Больной стал дальше беззвучно лишь шевелить губами и смолк; но потом вдруг весь затрясся и стал говорить с возрастающим волнением, быстро, возбужденно:
— Не поеду… ни за что не поеду… убейте меня, а туда не поеду! Зачем поите? Что же это? Насильно заливать? Чего смеетесь, что я красная девушка? Разве в этой пакости товарыство? Ой, не глумитесь!
Он смолк и долго лежал, едва дыша, словно одним лишь горлом, а потом снова заговорил, силясь открыть тяжелые веки:
— Боже мой, какой я паскудник. И голос, и силу, и совесть — все обобрали, ограбили! Ой! — не то вскрикнул, не то простонал Харько и открыл наконец глаза. — Воды! — уронил он едва слышно, но уже совсем другим голосом.
Ликера вздрогнула, бросилась в сени и, набрав из ведра в кухоль свежей воды, поднесла его торопливо больному. Приподняв одной рукой его голову, она стала осторожно поить своего Харька, а тот, прильнувши жадно к кухлю устами, остановил изумленные глаза на Ликере, и вдруг в них вспыхнула и стала разгораться искра сознания.
— Ликера, ты ли? Где это я? — вздрогнул он, оторвавшись от кухля и отшатнувшись от дивчины.
— Я, я! Харьку, мой любый! — вскрикнула Ликера и почувствовала, как повернулся нож в ее сердце; что-то горячее переполнило его, поднялось к горлу… и из глаз ее брызнули наконец слезы. — Я, я, счастье мое, раю мой! — шептала она, припадая к нему, целуя его в уста, в щеки, в глаза, рося его обличье горячими каплями слез.

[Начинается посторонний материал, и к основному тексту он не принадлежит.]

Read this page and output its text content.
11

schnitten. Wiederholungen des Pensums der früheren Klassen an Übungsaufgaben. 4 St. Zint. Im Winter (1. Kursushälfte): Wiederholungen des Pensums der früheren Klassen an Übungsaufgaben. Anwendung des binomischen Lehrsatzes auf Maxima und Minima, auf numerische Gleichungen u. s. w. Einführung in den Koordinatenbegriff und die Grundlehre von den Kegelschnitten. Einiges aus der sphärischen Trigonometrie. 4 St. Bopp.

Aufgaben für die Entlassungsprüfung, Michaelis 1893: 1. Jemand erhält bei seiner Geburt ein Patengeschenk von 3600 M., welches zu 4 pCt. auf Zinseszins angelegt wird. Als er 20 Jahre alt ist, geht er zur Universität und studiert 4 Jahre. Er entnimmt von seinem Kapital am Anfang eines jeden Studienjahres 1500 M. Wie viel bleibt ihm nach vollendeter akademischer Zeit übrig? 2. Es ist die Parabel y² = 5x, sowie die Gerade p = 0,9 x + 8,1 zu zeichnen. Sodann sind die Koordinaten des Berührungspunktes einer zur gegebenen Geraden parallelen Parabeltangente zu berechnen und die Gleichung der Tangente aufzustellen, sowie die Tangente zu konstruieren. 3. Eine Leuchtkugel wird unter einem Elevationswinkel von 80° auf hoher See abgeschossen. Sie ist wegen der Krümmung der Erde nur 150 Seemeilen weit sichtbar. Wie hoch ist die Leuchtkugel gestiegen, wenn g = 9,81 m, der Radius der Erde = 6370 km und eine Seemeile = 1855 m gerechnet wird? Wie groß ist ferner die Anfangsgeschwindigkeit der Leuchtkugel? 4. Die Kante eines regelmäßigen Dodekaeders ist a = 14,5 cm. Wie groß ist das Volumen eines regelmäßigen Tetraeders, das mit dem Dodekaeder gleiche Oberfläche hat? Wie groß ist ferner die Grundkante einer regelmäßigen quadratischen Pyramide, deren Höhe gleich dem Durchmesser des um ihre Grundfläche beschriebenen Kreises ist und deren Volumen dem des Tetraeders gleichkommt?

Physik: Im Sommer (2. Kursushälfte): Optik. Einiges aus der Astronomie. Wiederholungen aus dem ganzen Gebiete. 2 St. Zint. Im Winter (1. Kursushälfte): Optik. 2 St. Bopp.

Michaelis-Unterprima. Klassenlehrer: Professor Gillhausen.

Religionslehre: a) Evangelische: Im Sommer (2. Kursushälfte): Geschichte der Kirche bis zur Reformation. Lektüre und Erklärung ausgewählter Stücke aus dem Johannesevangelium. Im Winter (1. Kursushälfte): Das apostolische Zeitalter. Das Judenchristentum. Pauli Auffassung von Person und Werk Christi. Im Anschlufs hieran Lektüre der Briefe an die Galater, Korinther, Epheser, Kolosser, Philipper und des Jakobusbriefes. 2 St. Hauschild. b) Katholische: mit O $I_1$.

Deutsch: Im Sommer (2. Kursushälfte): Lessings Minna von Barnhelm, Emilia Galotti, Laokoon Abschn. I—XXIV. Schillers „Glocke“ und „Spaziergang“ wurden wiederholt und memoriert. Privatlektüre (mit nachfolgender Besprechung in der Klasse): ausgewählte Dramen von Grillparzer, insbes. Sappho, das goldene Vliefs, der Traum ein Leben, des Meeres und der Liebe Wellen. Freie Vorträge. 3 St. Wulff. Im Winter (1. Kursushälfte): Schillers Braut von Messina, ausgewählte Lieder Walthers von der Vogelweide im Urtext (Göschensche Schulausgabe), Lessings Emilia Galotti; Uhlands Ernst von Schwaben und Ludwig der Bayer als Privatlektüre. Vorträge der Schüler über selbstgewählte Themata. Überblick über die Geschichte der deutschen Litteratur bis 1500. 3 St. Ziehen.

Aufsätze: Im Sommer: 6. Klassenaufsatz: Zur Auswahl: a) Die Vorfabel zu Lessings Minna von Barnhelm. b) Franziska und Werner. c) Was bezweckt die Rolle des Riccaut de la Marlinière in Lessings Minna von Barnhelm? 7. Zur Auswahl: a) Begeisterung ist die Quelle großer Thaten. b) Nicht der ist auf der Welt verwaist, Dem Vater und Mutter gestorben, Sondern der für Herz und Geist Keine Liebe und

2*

Харько, хотя и слабо, отвечал на ласки своей дорогой суженой, но с каждым поцелуем ее в нем пробуждалось, крепло и едва мерцавшее пламя жизни. Сознание становилось ясней.
— Квиточко моя, ты узнала меня? — спрашивал, оживляясь, Харько.
— Узнала, как не узнать своего сизого голубя? Да выколи мне глаза, я бы тебя и сердцем познала! — ворковала она, улыбаясь сквозь слезы и согревая своими горячими поцелуями его холодные руки.
— И не забыла? Кохаешь? — склонил он на плечо ей свою голову и начал чаще дышать.
— Господи! — только всплеснула руками Ликера и занемела.
— Ой, стою ли я? — простонал, метаясь, больной. — Прости мне, моя подбитая горлинка. Занапастил я и себя… и твой век… погубил твои радости!.. Забудь лучше меня, завалящего, дохлого, твой век впереди.